How the ripples of what happened here will spread.

How they’ll echo in the smallest of ways and the largest. How he’ll only ever grasp a tiny fraction of the impact. And how Max might not even grasp that.

Except … except his boy isn’t a monster; he’s not.

He’s just lost.

‘Dad? What are we going to do?’

‘Nothing,’ Joseph says finally. ‘Not tonight. This is just … it’s too big, Max.’

‘I know.’

‘So – we’re going to go home, sleep. Or at least we’re going to lie down and get some rest. But before that, I need you to think for me.

Because the very worst outcome would be for someone else to discover what’s happened here before we figure out what comes next.

Did Drew have her phone with her? Could someone track her here because of it? ’

Max shakes his head. ‘She promised to leave it at home.’

‘And you’re absolutely sure she did?’

‘She didn’t have it with her. I checked.’

‘Did anyone else know she was meeting you?’

‘No one else even knows we were seeing each other. Only me and you. And Drew, obviously.’

And Erin.

Thanks to your loose mouth.

‘Have you texted her at all since you’ve been seeing her? Contacted her on social media? Commented on her Instagrams? Any of that stuff?’

‘Not even once. Tilly would have picked up on it, which is why I never did.’

Joseph files away Max’s answers for later, when he has the headspace to think. ‘I want you to get out of here,’ he says. ‘Right now. Straight out the front door.’

‘We’re not leaving together?’

‘We’re not. And I don’t want you going home directly, either, to get tagged by Ralph Erikson’s camera. Go to the Calthorpes, sneak into their back garden and over the wall to ours. Understand?’

‘Sure.’ Max licks his lips. ‘Do we wrap her up first? Put her in the—’

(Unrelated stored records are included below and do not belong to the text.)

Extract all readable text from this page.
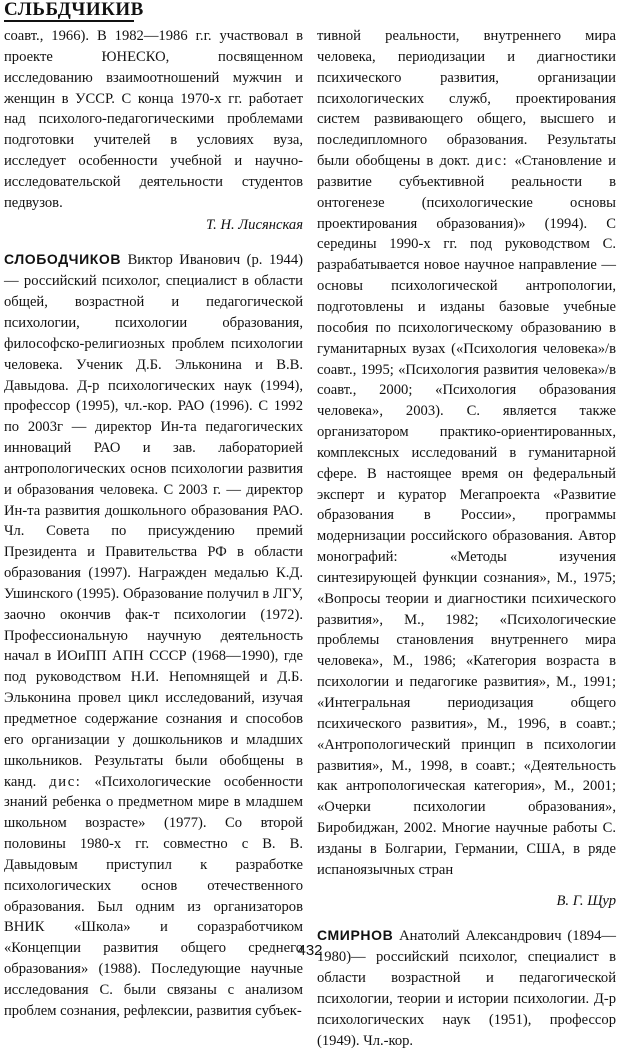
СЛЬБДЧИКИВ

соавт., 1966). В 1982—1986 г.г. участвовал в проекте ЮНЕСКО, посвященном исследованию взаимоотношений мужчин и женщин в УССР. С конца 1970-х гг. работает над психолого-педагогическими проблемами подготовки учителей в условиях вуза, исследует особенности учебной и научно-исследовательской деятельности студентов педвузов.

Т. Н. Лисянская

СЛОБОДЧИКОВ Виктор Иванович (р. 1944) — российский психолог, специалист в области общей, возрастной и педагогической психологии, психологии образования, философско-религиозных проблем психологии человека. Ученик Д.Б. Эльконина и В.В. Давыдова. Д-р психологических наук (1994), профессор (1995), чл.-кор. РАО (1996). С 1992 по 2003г — директор Ин-та педагогических инноваций РАО и зав. лабораторией антропологических основ психологии развития и образования человека. С 2003 г. — директор Ин-та развития дошкольного образования РАО. Чл. Совета по присуждению премий Президента и Правительства РФ в области образования (1997). Награжден медалью К.Д. Ушинского (1995). Образование получил в ЛГУ, заочно окончив фак-т психологии (1972). Профессиональную научную деятельность начал в ИОиПП АПН СССР (1968—1990), где под руководством Н.И. Непомнящей и Д.Б. Эльконина провел цикл исследований, изучая предметное содержание сознания и способов его организации у дошкольников и младших школьников. Результаты были обобщены в канд. дис: «Психологические особенности знаний ребенка о предметном мире в младшем школьном возрасте» (1977). Со второй половины 1980-х гг. совместно с В. В. Давыдовым приступил к разработке психологических основ отечественного образования. Был одним из организаторов ВНИК «Школа» и соразработчиком «Концепции развития общего среднего образования» (1988). Последующие научные исследования С. были связаны с анализом проблем сознания, рефлексии, развития субъек-

тивной реальности, внутреннего мира человека, периодизации и диагностики психического развития, организации психологических служб, проектирования систем развивающего общего, высшего и последипломного образования. Результаты были обобщены в докт. дис: «Становление и развитие субъективной реальности в онтогенезе (психологические основы проектирования образования)» (1994). С середины 1990-х гг. под руководством С. разрабатывается новое научное направление — основы психологической антропологии, подготовлены и изданы базовые учебные пособия по психологическому образованию в гуманитарных вузах («Психология человека»/в соавт., 1995; «Психология развития человека»/в соавт., 2000; «Психология образования человека», 2003). С. является также организатором практико-ориентированных, комплексных исследований в гуманитарной сфере. В настоящее время он федеральный эксперт и куратор Мегапроекта «Развитие образования в России», программы модернизации российского образования. Автор монографий: «Методы изучения синтезирующей функции сознания», М., 1975; «Вопросы теории и диагностики психического развития», М., 1982; «Психологические проблемы становления внутреннего мира человека», М., 1986; «Категория возраста в психологии и педагогике развития», М., 1991; «Интегральная периодизация общего психического развития», М., 1996, в соавт.; «Антропологический принцип в психологии развития», М., 1998, в соавт.; «Деятельность как антропологическая категория», М., 2001; «Очерки психологии образования», Биробиджан, 2002. Многие научные работы С. изданы в Болгарии, Германии, США, в ряде испаноязычных стран

В. Г. Щур

СМИРНОВ Анатолий Александрович (1894—1980)— российский психолог, специалист в области возрастной и педагогической психологии, теории и истории психологии. Д-р психологических наук (1951), профессор (1949). Чл.-кор.

432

‘No,’ Joseph tells him, louder than he intended. ‘We don’t touch her. Not a hair.’

‘You’re just going to leave her out in the open like this?’

‘We don’t touch a hair.’

‘OK,’ Max says.

A minute later, he’s gone.

Joseph returns to the living room. He stands in the doorway for a while, looking at Drew. Two nights ago, staring at the dead man folded into the Honda’s boot, he’d felt a bone-deep duty to treat him not just with respect but with reverence.

But what Joseph feels now is on a scale incomparable. This is someone he knew in life. He can close his eyes and see Drew’s smile and hear her laugh.

He goes to the kitchen and roots around under the sink, finding matches, a saucer, a stub of candle. Back in the living room, he kneels on the floor and lights the candle, securing it to the saucer with a drip of wax. Then he turns off his mother’s lamp.

He doesn’t know what he’s doing. He’s never believed in a God, in a guiding spirit, in a heaven or a hell or an afterlife. But nor did he ever believe that his son could kill another human being. Certainly not two.

If a shred of Drew’s spirit remains in this room, he’ll wait here a while until it departs. He owes her that – and a lot more besides.

He doesn’t speak, because no words exist for what he wants to say.

When the candle dies an hour later, plunging the room into darkness, Joseph senses he’s required here no longer.

Climbing to his feet, he walks through his mother’s house, feeling his way by touch.

Beneath him, all around him, the earth turns towards dawn.